Parmi les mesures décidées par les élites khmères rouges, l'évacuation totale des habitants de toutes les villes du pays, est un cas unique dans l'histoire de l'humanité. Aucun régime quel qu'il soit n'avait procédé de la sorte. Les villes cambodgiennes sont vidées - littéralement - en quelques jours et pendant trois ans, huit mois et vingt jours, jusqu'à la défaite khmère rouge, resteront inoccupées.


Ce texte tente de comprendre pourquoi, au delà de la réponse du dictateur Pol Pot, interrogé en mars 1978 : « rester dans les villes aurait signifié la famine. Un peuple affamé n’aurait pas cru à la révolution.» Car la ville dans l'idéologie khmère rouge va jouer un rôle fondamental et inédit de catégorisation de la population : le peuple, au Cambodge, fut divisé en deux grands groupes, « le peuple de base », le peuple khmer des zones rurales, jugé ethniquement pur, et « le peuple nouveau », urbanisé, décadent ou impur car au contact des idées occidentales et capitaliste. Sur cette distinction fondamentale, n’interviennent pas les catégories sociales, les traditionnelles divisions marxistes-léninistes entre paysans, ouvriers et bourgeoisie nationale.

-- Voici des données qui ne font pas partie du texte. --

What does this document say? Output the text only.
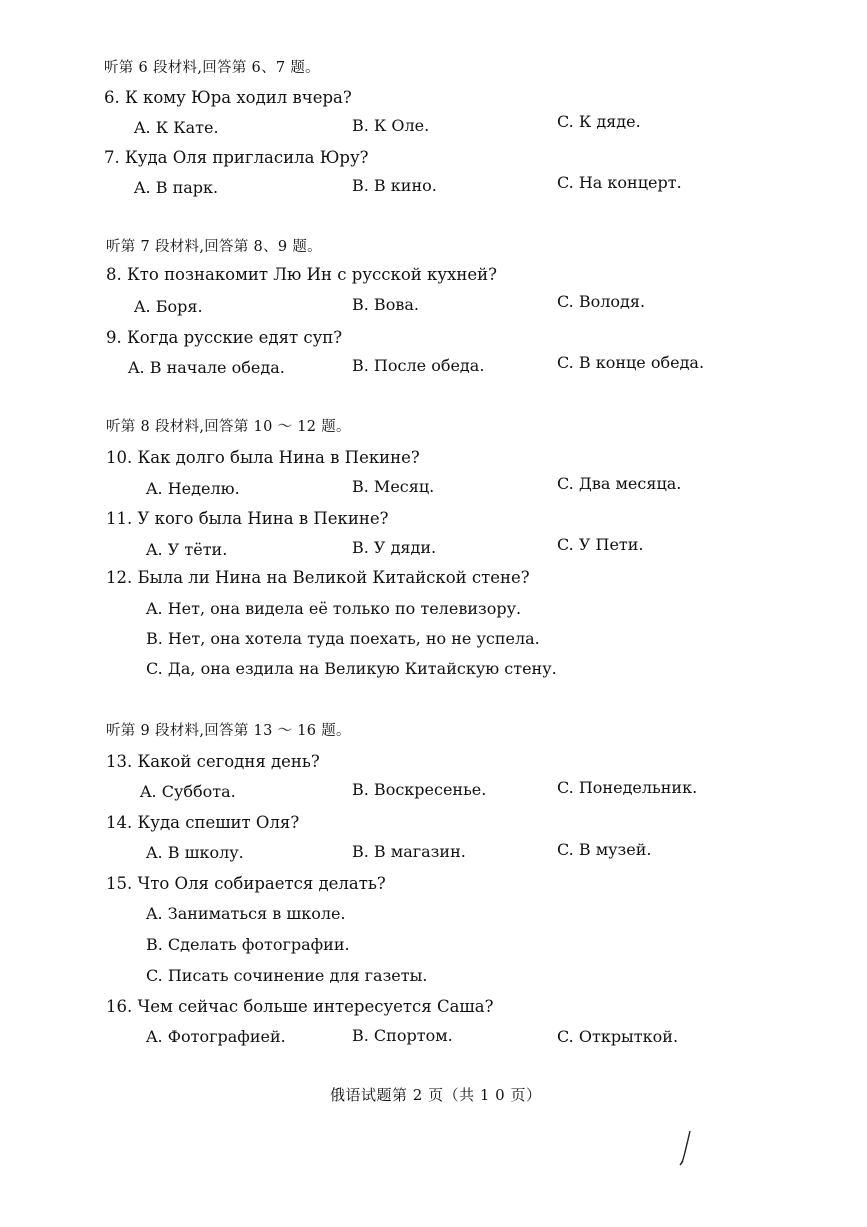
听第 6 段材料,回答第 6、7 题。
6. К кому Юра ходил вчера?
A. К Кате.	B. К Оле.	C. К дяде.
7. Куда Оля пригласила Юру?
A. В парк.	B. В кино.	C. На концерт.
听第 7 段材料,回答第 8、9 题。
8. Кто познакомит Лю Ин с русской кухней?
A. Боря.	B. Вова.	C. Володя.
9. Когда русские едят суп?
A. В начале обеда.	B. После обеда.	C. В конце обеда.
听第 8 段材料,回答第 10 ～ 12 题。
10. Как долго была Нина в Пекине?
A. Неделю.	B. Месяц.	C. Два месяца.
11. У кого была Нина в Пекине?
A. У тёти.	B. У дяди.	C. У Пети.
12. Была ли Нина на Великой Китайской стене?
A. Нет, она видела её только по телевизору.
B. Нет, она хотела туда поехать, но не успела.
C. Да, она ездила на Великую Китайскую стену.
听第 9 段材料,回答第 13 ～ 16 题。
13. Какой сегодня день?
A. Суббота.	B. Воскресенье.	C. Понедельник.
14. Куда спешит Оля?
A. В школу.	B. В магазин.	C. В музей.
15. Что Оля собирается делать?
A. Заниматься в школе.
B. Сделать фотографии.
C. Писать сочинение для газеты.
16. Чем сейчас больше интересуется Саша?
A. Фотографией.	B. Спортом.	C. Открыткой.
俄语试题第 2 页（共 1 0 页）
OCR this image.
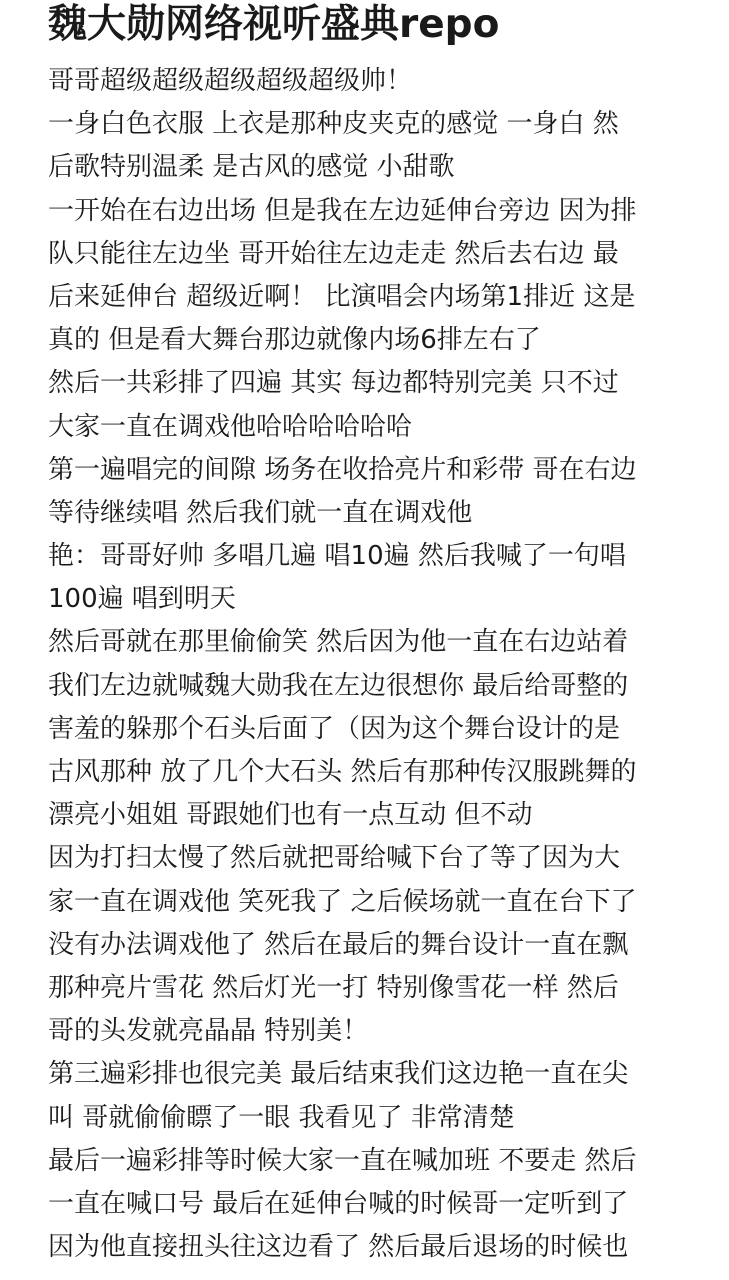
魏大勋网络视听盛典repo
哥哥超级超级超级超级超级帅！
一身白色衣服 上衣是那种皮夹克的感觉 一身白 然
后歌特别温柔 是古风的感觉 小甜歌
一开始在右边出场 但是我在左边延伸台旁边 因为排
队只能往左边坐 哥开始往左边走走 然后去右边 最
后来延伸台 超级近啊！ 比演唱会内场第1排近 这是
真的 但是看大舞台那边就像内场6排左右了
然后一共彩排了四遍 其实 每边都特别完美 只不过
大家一直在调戏他哈哈哈哈哈哈
第一遍唱完的间隙 场务在收拾亮片和彩带 哥在右边
等待继续唱 然后我们就一直在调戏他
艳：哥哥好帅 多唱几遍 唱10遍 然后我喊了一句唱
100遍 唱到明天
然后哥就在那里偷偷笑 然后因为他一直在右边站着
我们左边就喊魏大勋我在左边很想你 最后给哥整的
害羞的躲那个石头后面了（因为这个舞台设计的是
古风那种 放了几个大石头 然后有那种传汉服跳舞的
漂亮小姐姐 哥跟她们也有一点互动 但不动
因为打扫太慢了然后就把哥给喊下台了等了因为大
家一直在调戏他 笑死我了 之后候场就一直在台下了
没有办法调戏他了 然后在最后的舞台设计一直在飘
那种亮片雪花 然后灯光一打 特别像雪花一样 然后
哥的头发就亮晶晶 特别美！
第三遍彩排也很完美 最后结束我们这边艳一直在尖
叫 哥就偷偷瞟了一眼 我看见了 非常清楚
最后一遍彩排等时候大家一直在喊加班 不要走 然后
一直在喊口号 最后在延伸台喊的时候哥一定听到了
因为他直接扭头往这边看了 然后最后退场的时候也
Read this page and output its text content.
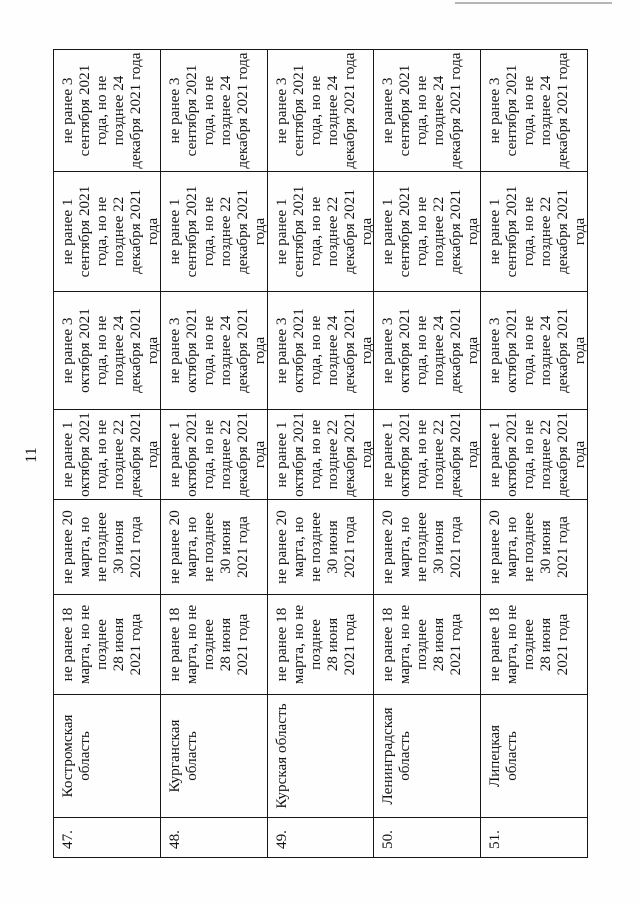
11
47.
Костромская
область
не ранее 18
марта, но не
позднее
28 июня
2021 года
не ранее 20
марта, но
не позднее
30 июня
2021 года
не ранее 1
октября 2021
года, но не
позднее 22
декабря 2021
года
не ранее 3
октября 2021
года, но не
позднее 24
декабря 2021
года
не ранее 1
сентября 2021
года, но не
позднее 22
декабря 2021
года
не ранее 3
сентября 2021
года, но не
позднее 24
декабря 2021 года
48.
Курганская
область
не ранее 18
марта, но не
позднее
28 июня
2021 года
не ранее 20
марта, но
не позднее
30 июня
2021 года
не ранее 1
октября 2021
года, но не
позднее 22
декабря 2021
года
не ранее 3
октября 2021
года, но не
позднее 24
декабря 2021
года
не ранее 1
сентября 2021
года, но не
позднее 22
декабря 2021
года
не ранее 3
сентября 2021
года, но не
позднее 24
декабря 2021 года
49.
Курская область
не ранее 18
марта, но не
позднее
28 июня
2021 года
не ранее 20
марта, но
не позднее
30 июня
2021 года
не ранее 1
октября 2021
года, но не
позднее 22
декабря 2021
года
не ранее 3
октября 2021
года, но не
позднее 24
декабря 2021
года
не ранее 1
сентября 2021
года, но не
позднее 22
декабря 2021
года
не ранее 3
сентября 2021
года, но не
позднее 24
декабря 2021 года
50.
Ленинградская
область
не ранее 18
марта, но не
позднее
28 июня
2021 года
не ранее 20
марта, но
не позднее
30 июня
2021 года
не ранее 1
октября 2021
года, но не
позднее 22
декабря 2021
года
не ранее 3
октября 2021
года, но не
позднее 24
декабря 2021
года
не ранее 1
сентября 2021
года, но не
позднее 22
декабря 2021
года
не ранее 3
сентября 2021
года, но не
позднее 24
декабря 2021 года
51.
Липецкая
область
не ранее 18
марта, но не
позднее
28 июня
2021 года
не ранее 20
марта, но
не позднее
30 июня
2021 года
не ранее 1
октября 2021
года, но не
позднее 22
декабря 2021
года
не ранее 3
октября 2021
года, но не
позднее 24
декабря 2021
года
не ранее 1
сентября 2021
года, но не
позднее 22
декабря 2021
года
не ранее 3
сентября 2021
года, но не
позднее 24
декабря 2021 года
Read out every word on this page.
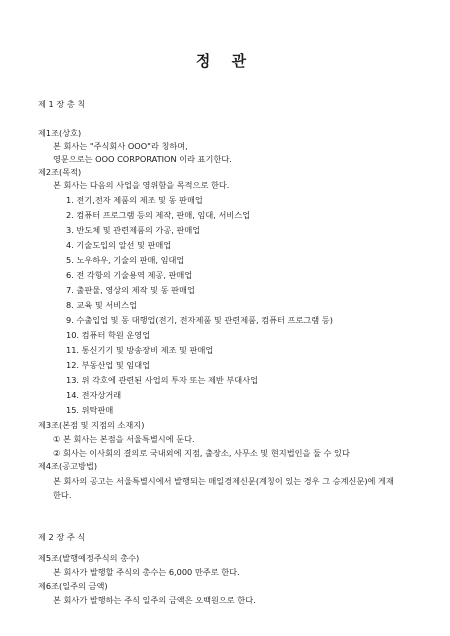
정 관
제 1 장 총 칙
제1조(상호)
본 회사는 "주식회사 OOO"라 칭하며,
영문으로는 OOO CORPORATION 이라 표기한다.
제2조(목적)
본 회사는 다음의 사업을 영위함을 목적으로 한다.
1. 전기,전자 제품의 제조 및 동 판매업
2. 컴퓨터 프로그램 등의 제작, 판매, 임대, 서비스업
3. 반도체 및 관련제품의 가공, 판매업
4. 기술도입의 알선 및 판매업
5. 노우하우, 기술의 판매, 임대업
6. 전 각항의 기술용역 제공, 판매업
7. 출판물, 영상의 제작 및 동 판매업
8. 교육 및 서비스업
9. 수출입업 및 동 대행업(전기, 전자제품 및 관련제품, 컴퓨터 프로그램 등)
10. 컴퓨터 학원 운영업
11. 통신기기 및 방송장비 제조 및 판매업
12. 부동산업 및 임대업
13. 위 각호에 관련된 사업의 투자 또는 제반 부대사업
14. 전자상거래
15. 위탁판매
제3조(본점 및 지점의 소재지)
① 본 회사는 본점을 서울특별시에 둔다.
② 회사는 이사회의 결의로 국내외에 지점, 출장소, 사무소 및 현지법인을 둘 수 있다
제4조(공고방법)
본 회사의 공고는 서울특별시에서 발행되는 매일경제신문(계칭이 있는 경우 그 승계신문)에 게재한다.
제 2 장 주 식
제5조(발행예정주식의 총수)
본 회사가 발행할 주식의 총수는 6,000 만주로 한다.
제6조(일주의 금액)
본 회사가 발행하는 주식 일주의 금액은 오백원으로 한다.
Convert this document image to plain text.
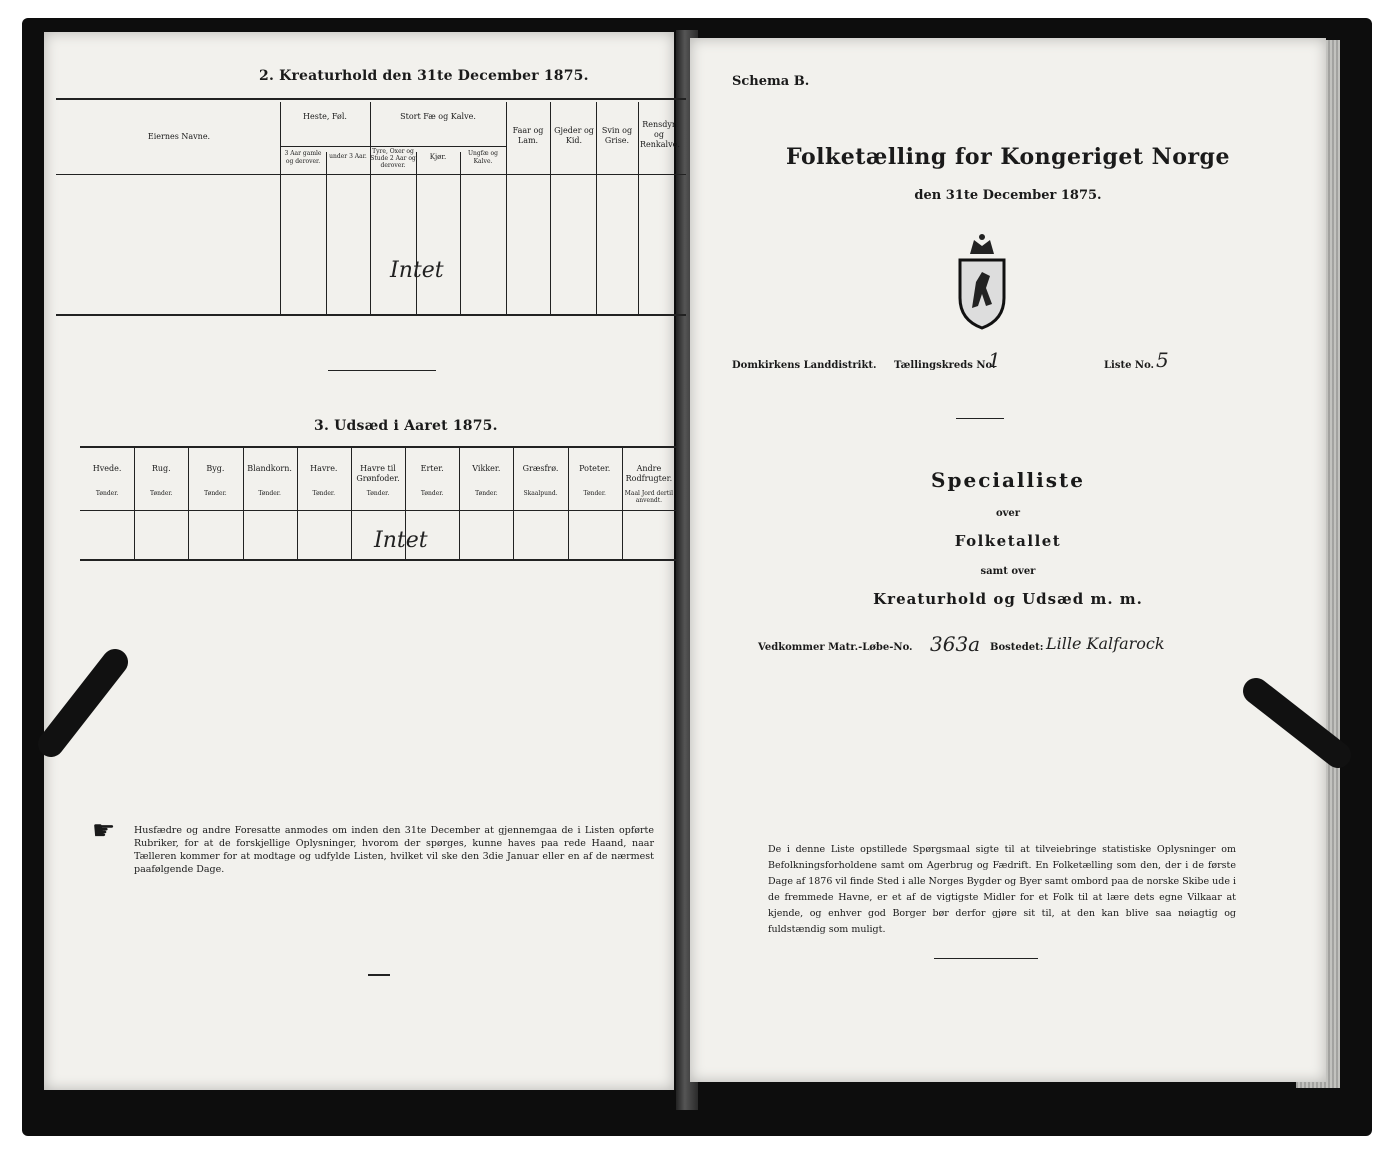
2. Kreaturhold den 31te December 1875.
Eiernes Navne.
Heste, Føl.
3 Aar gamle og derover.
under 3 Aar.
Stort Fæ og Kalve.
Tyre, Oxer og Stude 2 Aar og derover.
Kjør.	Ungfæ og Kalve.
Faar og Lam.
Gjeder og Kid.
Svin og Grise.
Rensdyr og Renkalve.
Intet
3. Udsæd i Aaret 1875.
Hvede.
Tønder.
Rug.
Tønder.
Byg.
Tønder.
Blandkorn.
Tønder.
Havre.
Tønder.
Havre til Grønfoder.
Tønder.
Erter.
Tønder.
Vikker.
Tønder.
Græsfrø.
Skaalpund.
Poteter.
Tønder.
Andre Rodfrugter.
Maal Jord dertil anvendt.
Intet
☛ Husfædre og andre Foresatte anmodes om inden den 31te December at gjennemgaa de i Listen opførte Rubriker, for at de forskjellige Oplysninger, hvorom der spørges, kunne haves paa rede Haand, naar Tælleren kommer for at modtage og udfylde Listen, hvilket vil ske den 3die Januar eller en af de nærmest paafølgende Dage.
Schema B.
Folketælling for Kongeriget Norge
den 31te December 1875.
Domkirkens Landdistrikt. Tællingskreds No.
1	Liste No. 5
Specialliste
over
Folketallet
samt over
Kreaturhold og Udsæd m. m.
Vedkommer Matr.-Løbe-No. 363a Bostedet: Lille Kalfarock
De i denne Liste opstillede Spørgsmaal sigte til at tilveiebringe statistiske Oplysninger om Befolkningsforholdene samt om Agerbrug og Fædrift. En Folketælling som den, der i de første Dage af 1876 vil finde Sted i alle Norges Bygder og Byer samt ombord paa de norske Skibe ude i de fremmede Havne, er et af de vigtigste Midler for et Folk til at lære dets egne Vilkaar at kjende, og enhver god Borger bør derfor gjøre sit til, at den kan blive saa nøiagtig og fuldstændig som muligt.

De Paris à la forêt cambodgienne

Le nom de Khmers rouges recouvre, dans les faits, un ensemble de mouvements ayant connu différents noms officiels [1], mais ayant en commun la permanence, à partir du début des années 1960, d'un noyau dirigeant commun. Le surnom Khmers rouges leur a été attribué par Norodom Sihanouk et est utilisé couramment, en français, à travers le monde. Eux-mêmes n'utilisaient pas ce terme. Pour la période qui nous occupe 1968-1975, le nom officiel est l'Armée révolutionnaire du Kampuchéa puis Forces armées populaires de libération nationale du Kampuchéa (1970-1975).

Le premier avatar du futur mouvement khmer rouge apparait lors du protectorat français. Durant la guerre d'Indochine, le Việt Minh [Vietnam du Sud] réorganise ses alliés khmers et lao dans le but de structurer les guérillas communistes locales. Le parti cambodgien est formé en 1951, sous le nom de Parti révolutionnaire du peuple khmer (PRPK). Une partie des futurs dirigeants khmers rouges effectuent, durant la guerre d'Indochine, leurs études à Paris. Ils se rallient progressivement à l'idéologie communiste et un groupe d'étudiants cambodgiens, les futurs dirigeants,  forment à Paris un « Cercle marxiste ».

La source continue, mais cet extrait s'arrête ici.